# Completely Debadging the Car... Help.



## Mick (Dec 31, 2011)

What are you planning to do with the hole on the trunk? I wouldn't leave it like that and risk rust. 

Sent from my Phablet. Excuse the grammurr.


----------



## brian v (Dec 25, 2011)

You might want to peruse the How 2 threads under appearance ,Detailing and Interior . I am sure you will find some useful imformation amongst the threads there.

Yeah and plug yer hole in that trunk !


----------



## McNeo (Dec 17, 2013)

Regarding that hole... I plan on debadging this spring and I've found vinyl that's a perfect color match to my car. I was thinking about getting a rounded-rectangle cut to cover that hole, but my buddy says it would stand out like a sore thumb, may not seal as well as I'd like it to, and may make a bubble/indent where the hole is. Thoughts?


----------



## brian v (Dec 25, 2011)

A ruuber grommet or plug should suffice . Ask a body shop !


----------



## McNeo (Dec 17, 2013)

JstCruzn said:


>


*Jelly* Just realized these are the Technostalgia tails we're all waiting for, or at least they look like them.


----------



## JstCruzn (Mar 19, 2013)

Mick said:


> What are you planning to do with the hole on the trunk? I wouldn't leave it like that and risk rust.
> 
> Sent from my Phablet. Excuse the grammurr.


I've been thinking about going to a body shop to have it filled. But still looking for good ideas that'll cover it up and not stand out.




brian v said:


> You might want to peruse the How 2 threads under appearance ,Detailing and Interior . I am sure you will find some useful imformation amongst the threads there.
> 
> Yeah and plug yer hole in that trunk !


I don't see a How To sticky thread or How-To threads under this section...




McNeo said:


> *Jelly* Just realized these are the Technostalgia tails we're all waiting for, or at least they look like them.
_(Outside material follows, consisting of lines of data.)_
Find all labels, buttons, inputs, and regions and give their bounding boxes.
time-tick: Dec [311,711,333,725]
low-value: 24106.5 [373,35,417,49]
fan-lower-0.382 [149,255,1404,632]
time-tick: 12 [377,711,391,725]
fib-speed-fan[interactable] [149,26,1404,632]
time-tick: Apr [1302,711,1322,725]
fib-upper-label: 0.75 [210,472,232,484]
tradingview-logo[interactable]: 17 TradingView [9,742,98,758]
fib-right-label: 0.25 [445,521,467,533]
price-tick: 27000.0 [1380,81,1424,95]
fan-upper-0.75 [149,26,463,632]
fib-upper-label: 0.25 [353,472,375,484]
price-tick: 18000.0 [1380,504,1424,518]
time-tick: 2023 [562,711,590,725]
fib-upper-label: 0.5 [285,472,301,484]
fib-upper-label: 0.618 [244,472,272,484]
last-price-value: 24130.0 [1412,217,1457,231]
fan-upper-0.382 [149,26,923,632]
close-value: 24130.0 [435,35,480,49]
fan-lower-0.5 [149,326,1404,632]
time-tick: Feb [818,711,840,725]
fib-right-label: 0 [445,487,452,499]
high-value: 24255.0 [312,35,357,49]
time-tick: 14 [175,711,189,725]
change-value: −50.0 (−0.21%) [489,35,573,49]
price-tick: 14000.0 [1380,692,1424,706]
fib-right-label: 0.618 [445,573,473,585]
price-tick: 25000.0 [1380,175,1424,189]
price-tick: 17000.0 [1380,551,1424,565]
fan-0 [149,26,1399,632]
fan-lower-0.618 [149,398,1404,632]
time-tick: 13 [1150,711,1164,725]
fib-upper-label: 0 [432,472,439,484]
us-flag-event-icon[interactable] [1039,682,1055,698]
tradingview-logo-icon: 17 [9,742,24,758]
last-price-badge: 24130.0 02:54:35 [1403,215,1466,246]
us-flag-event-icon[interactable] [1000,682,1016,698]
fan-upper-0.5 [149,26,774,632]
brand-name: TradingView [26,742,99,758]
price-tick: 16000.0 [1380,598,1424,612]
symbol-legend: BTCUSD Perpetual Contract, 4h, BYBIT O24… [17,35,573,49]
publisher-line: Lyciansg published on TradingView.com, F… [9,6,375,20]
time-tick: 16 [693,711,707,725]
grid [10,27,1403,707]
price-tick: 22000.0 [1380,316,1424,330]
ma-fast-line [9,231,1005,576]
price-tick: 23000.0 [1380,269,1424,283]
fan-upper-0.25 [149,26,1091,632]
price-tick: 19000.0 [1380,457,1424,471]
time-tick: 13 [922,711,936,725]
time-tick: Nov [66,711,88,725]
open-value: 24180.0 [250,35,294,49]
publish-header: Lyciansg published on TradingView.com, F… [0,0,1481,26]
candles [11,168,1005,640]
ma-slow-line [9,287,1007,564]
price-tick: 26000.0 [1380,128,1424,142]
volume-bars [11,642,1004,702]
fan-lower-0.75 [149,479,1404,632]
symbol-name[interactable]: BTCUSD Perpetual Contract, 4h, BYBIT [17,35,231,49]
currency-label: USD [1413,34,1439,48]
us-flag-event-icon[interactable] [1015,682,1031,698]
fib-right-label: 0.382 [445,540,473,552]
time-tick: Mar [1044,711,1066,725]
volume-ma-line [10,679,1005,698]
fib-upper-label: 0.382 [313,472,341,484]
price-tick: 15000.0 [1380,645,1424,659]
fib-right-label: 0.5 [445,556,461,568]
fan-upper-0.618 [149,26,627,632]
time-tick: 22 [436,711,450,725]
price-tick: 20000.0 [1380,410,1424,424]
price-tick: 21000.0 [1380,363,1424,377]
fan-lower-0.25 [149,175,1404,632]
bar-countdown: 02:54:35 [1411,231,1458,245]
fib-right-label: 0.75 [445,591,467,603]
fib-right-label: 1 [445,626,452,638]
These are actually not Technostalgia tail lights. I was really lucky enough to buy it from someone on here who already did the wiring. I was on the buy list to pre-order those tail lights but sounds like they're still having problems with it or not working on it anymore.


----------



## brian v (Dec 25, 2011)

Did you look in the How to library ?


----------



## JstCruzn (Mar 19, 2013)

brian v said:


> Did you look in the How to library ?


I have... didn't really help with what I was looking for.


----------